Over the last four decades, biological and chemical modifiers have increased agricultural production in the US. Most US dairy producers administer sub-therapeutic, prophylactic doses of antimicrobials to their cows to enhance animal growth and prevent communal infectious diseases. This antimicrobial use risks the emergence of transmissible antibiotic-resistant bacteria in cows that can spread to dairy farmers via occupational exposure. We propose to define and compare the nasal microbiomes, gut microbiomes, and antimicrobial resistance genes of dairy workers and their cows to investigate potential harmful or beneficial effects on dairy farmers. Our proposal?s rationale is that occupational exposure of dairy farm workers to antimicrobial resistance genes and transmissible resistant bacteria via dairy cows is unknown. Our proposal?s central motivation is to understand the potential harmful or beneficial effects of dairy farm exposure on dairy farmers. Guided by strong preliminary data, this proposal pursues four aims.

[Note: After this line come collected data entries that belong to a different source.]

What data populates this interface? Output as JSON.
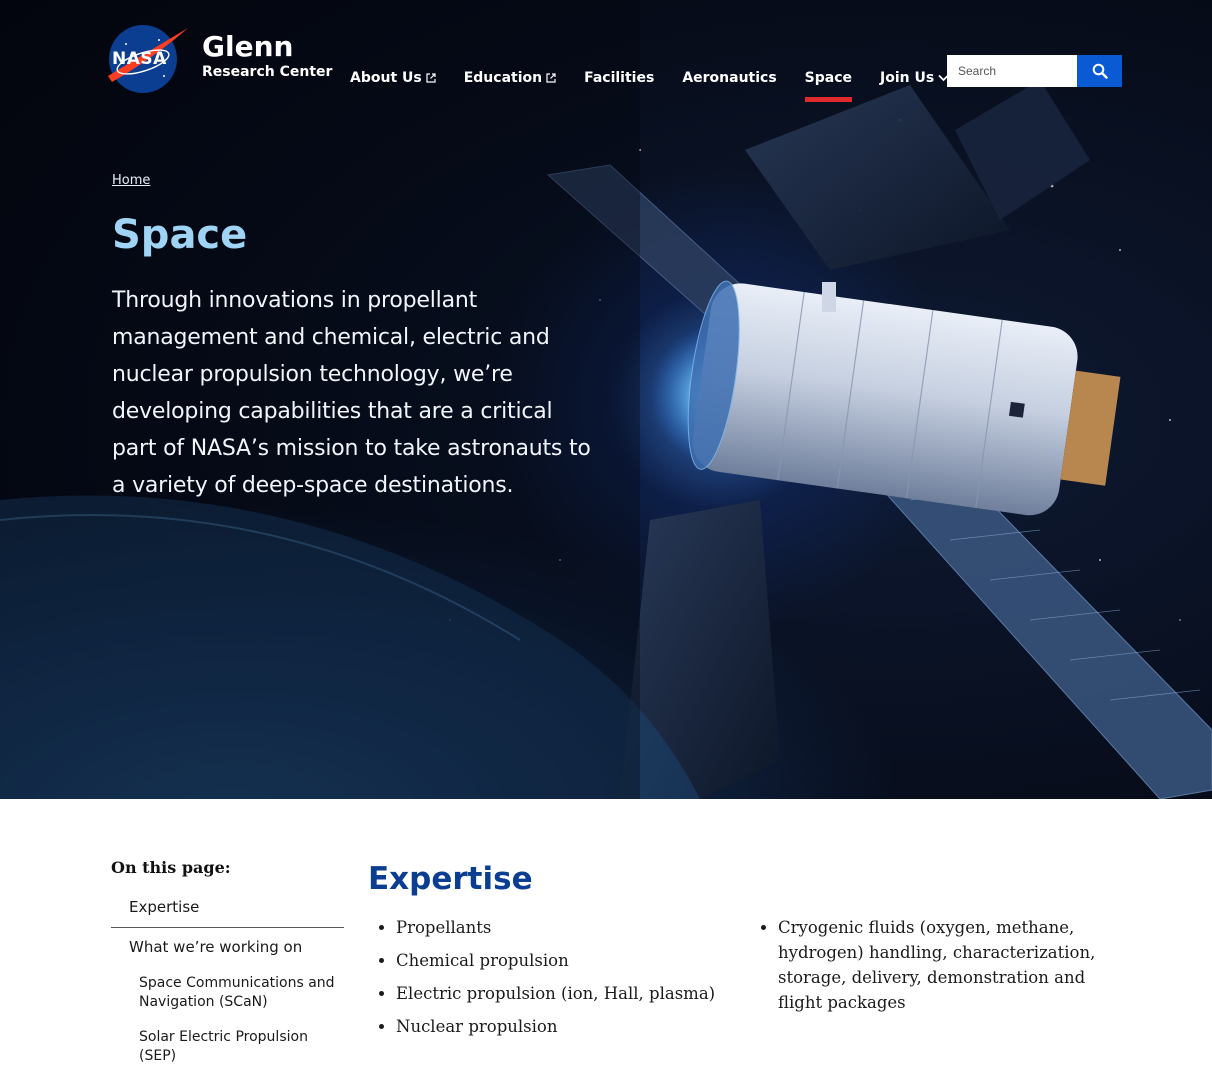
{
  "header": {
    "logo_text": "NASA",
    "site_name": "Glenn",
    "site_subtitle": "Research Center"
  },
  "nav": {
    "items": [
      {
        "label": "About Us",
        "icon": "external-link-icon"
      },
      {
        "label": "Education",
        "icon": "external-link-icon"
      },
      {
        "label": "Facilities"
      },
      {
        "label": "Aeronautics"
      },
      {
        "label": "Space",
        "active": true
      },
      {
        "label": "Join Us",
        "icon": "chevron-down-icon"
      }
    ]
  },
  "search": {
    "placeholder": "Search",
    "icon": "search-icon"
  },
  "hero": {
    "breadcrumb": "Home",
    "title": "Space",
    "intro": "Through innovations in propellant management and chemical, electric and nuclear propulsion technology, we’re developing capabilities that are a critical part of NASA’s mission to take astronauts to a variety of deep-space destinations."
  },
  "toc": {
    "title": "On this page:",
    "items": [
      {
        "label": "Expertise"
      },
      {
        "label": "What we’re working on"
      },
      {
        "label": "Space Communications and Navigation (SCaN)"
      },
      {
        "label": "Solar Electric Propulsion (SEP)"
      }
    ]
  },
  "expertise": {
    "title": "Expertise",
    "col1": [
      "Propellants",
      "Chemical propulsion",
      "Electric propulsion (ion, Hall, plasma)",
      "Nuclear propulsion"
    ],
    "col2": [
      "Cryogenic fluids (oxygen, methane, hydrogen) handling, characterization, storage, delivery, demonstration and flight packages"
    ]
  },
  "colors": {
    "accent_red": "#e0292d",
    "search_blue": "#0a5bd3",
    "title_light_blue": "#9fd4f5",
    "section_blue": "#0b3d91"
  }
}
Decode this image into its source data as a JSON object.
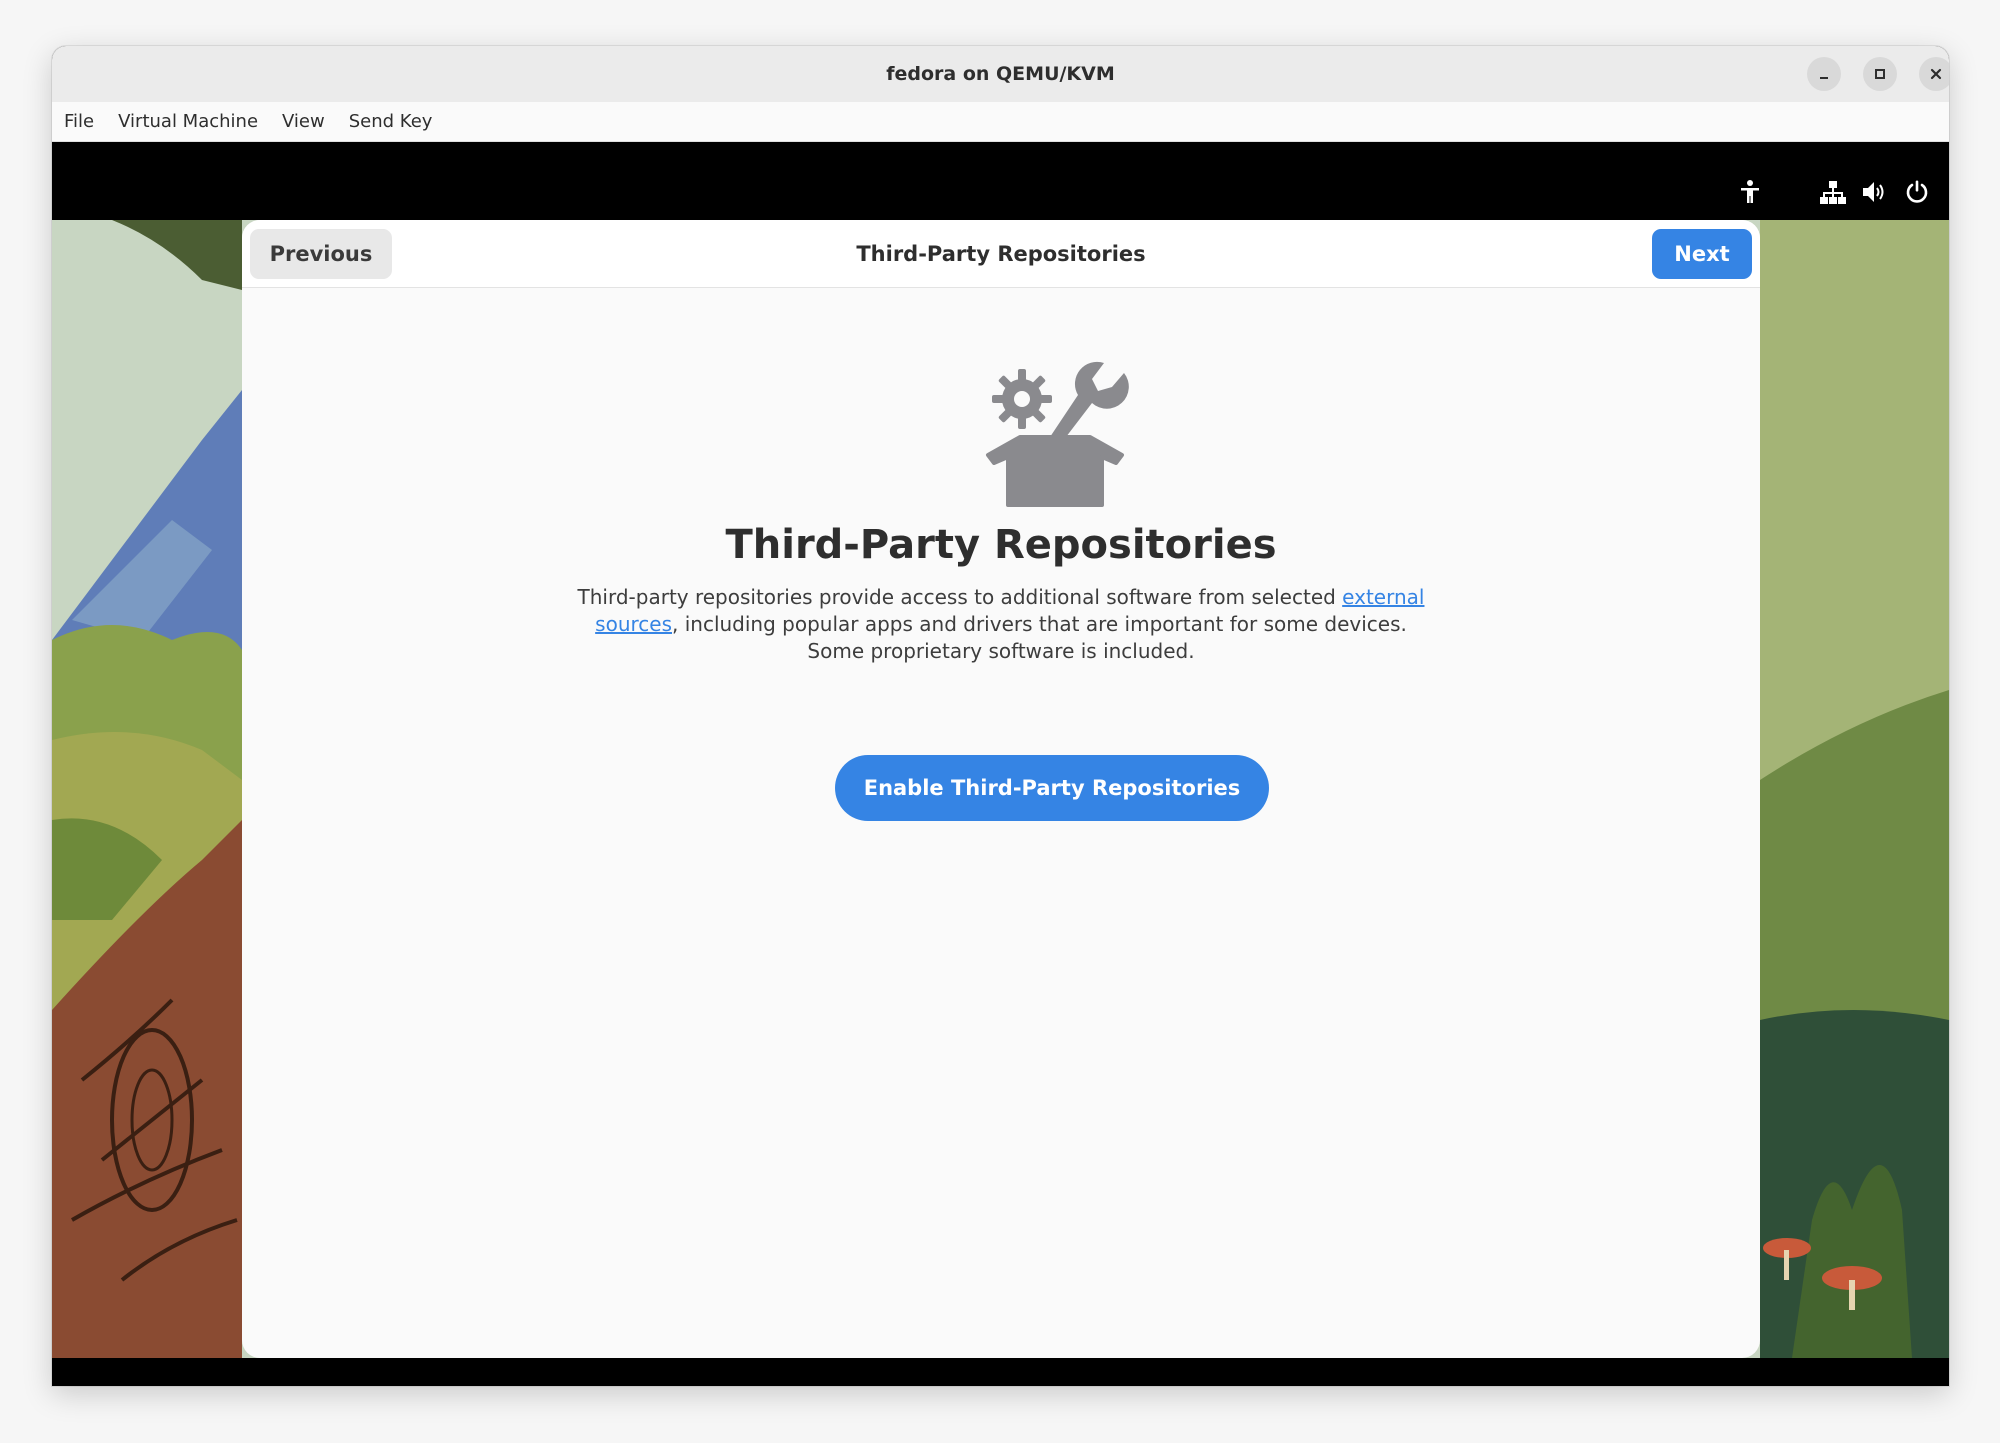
{
  "window": {
    "title": "fedora on QEMU/KVM",
    "controls": [
      "minimize-icon",
      "maximize-icon",
      "close-icon"
    ]
  },
  "menubar": {
    "items": [
      "File",
      "Virtual Machine",
      "View",
      "Send Key"
    ]
  },
  "system_panel": {
    "icons": [
      "accessibility-icon",
      "network-icon",
      "volume-icon",
      "power-icon"
    ]
  },
  "dialog": {
    "header": {
      "title": "Third-Party Repositories",
      "previous_label": "Previous",
      "next_label": "Next"
    },
    "icon": "gear-wrench-box-icon",
    "heading": "Third-Party Repositories",
    "description": {
      "before_link": "Third-party repositories provide access to additional software from selected ",
      "link_text": "external sources",
      "after_link": ", including popular apps and drivers that are important for some devices. Some proprietary software is included."
    },
    "enable_label": "Enable Third-Party Repositories"
  },
  "colors": {
    "accent": "#3584e4",
    "icon_gray": "#8a8a8e",
    "dialog_bg": "#fafafa"
  }
}
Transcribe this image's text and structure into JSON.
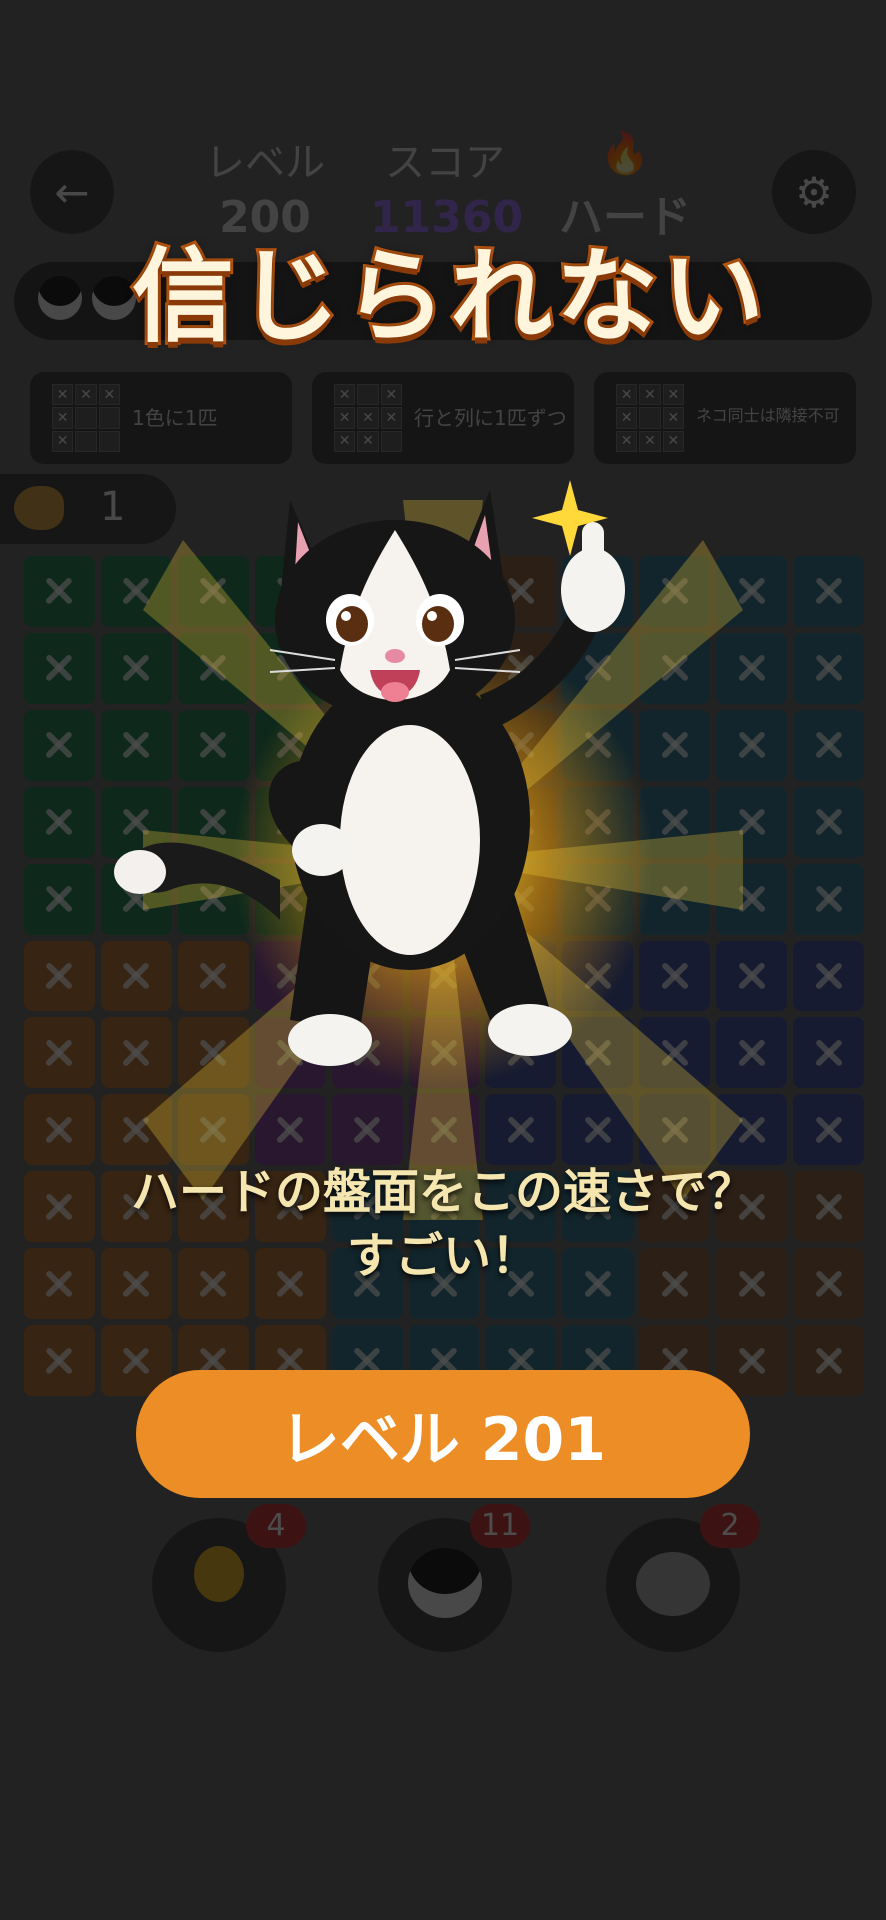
{
  "header": {
    "level_label": "レベル",
    "level_value": "200",
    "score_label": "スコア",
    "score_value": "11360",
    "difficulty_icon": "flame-icon",
    "difficulty_value": "ハード"
  },
  "rules": [
    {
      "text": "1色に1匹"
    },
    {
      "text": "行と列に1匹ずつ"
    },
    {
      "text": "ネコ同士は隣接不可"
    }
  ],
  "fish_count": "1",
  "tools": [
    {
      "icon": "lightbulb-icon",
      "badge": "4"
    },
    {
      "icon": "cat-face-icon",
      "badge": "11"
    },
    {
      "icon": "mouse-icon",
      "badge": "2"
    }
  ],
  "modal": {
    "title": "信じられない",
    "message_line1": "ハードの盤面をこの速さで？",
    "message_line2": "すごい！",
    "button_label": "レベル 201"
  },
  "colors": {
    "accent_orange": "#ec8e25",
    "title_fill": "#fff4dc",
    "title_stroke": "#c45a10",
    "glow": "#ffd228"
  }
}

In aim one, we will characterize the nasal and gut microbiomes of dairy cows, dairy farmers, and office workers, testing the hypothesis that dairy farmers and dairy cows have a shared microbiome composition that differs from office workers? microbiome composition.
In aim two, we will quantitatively assess temporal changes in microbial communities, virulence factors, and resistomes between dairy cows and dairy farmers and develop computational models to identify risk factors associated with seasonal influenza and gastrointestinal symptoms, testing the hypothesis that nasal and fecal communities of dairy cows and dairy farmers will share resistance genes and virulence factors.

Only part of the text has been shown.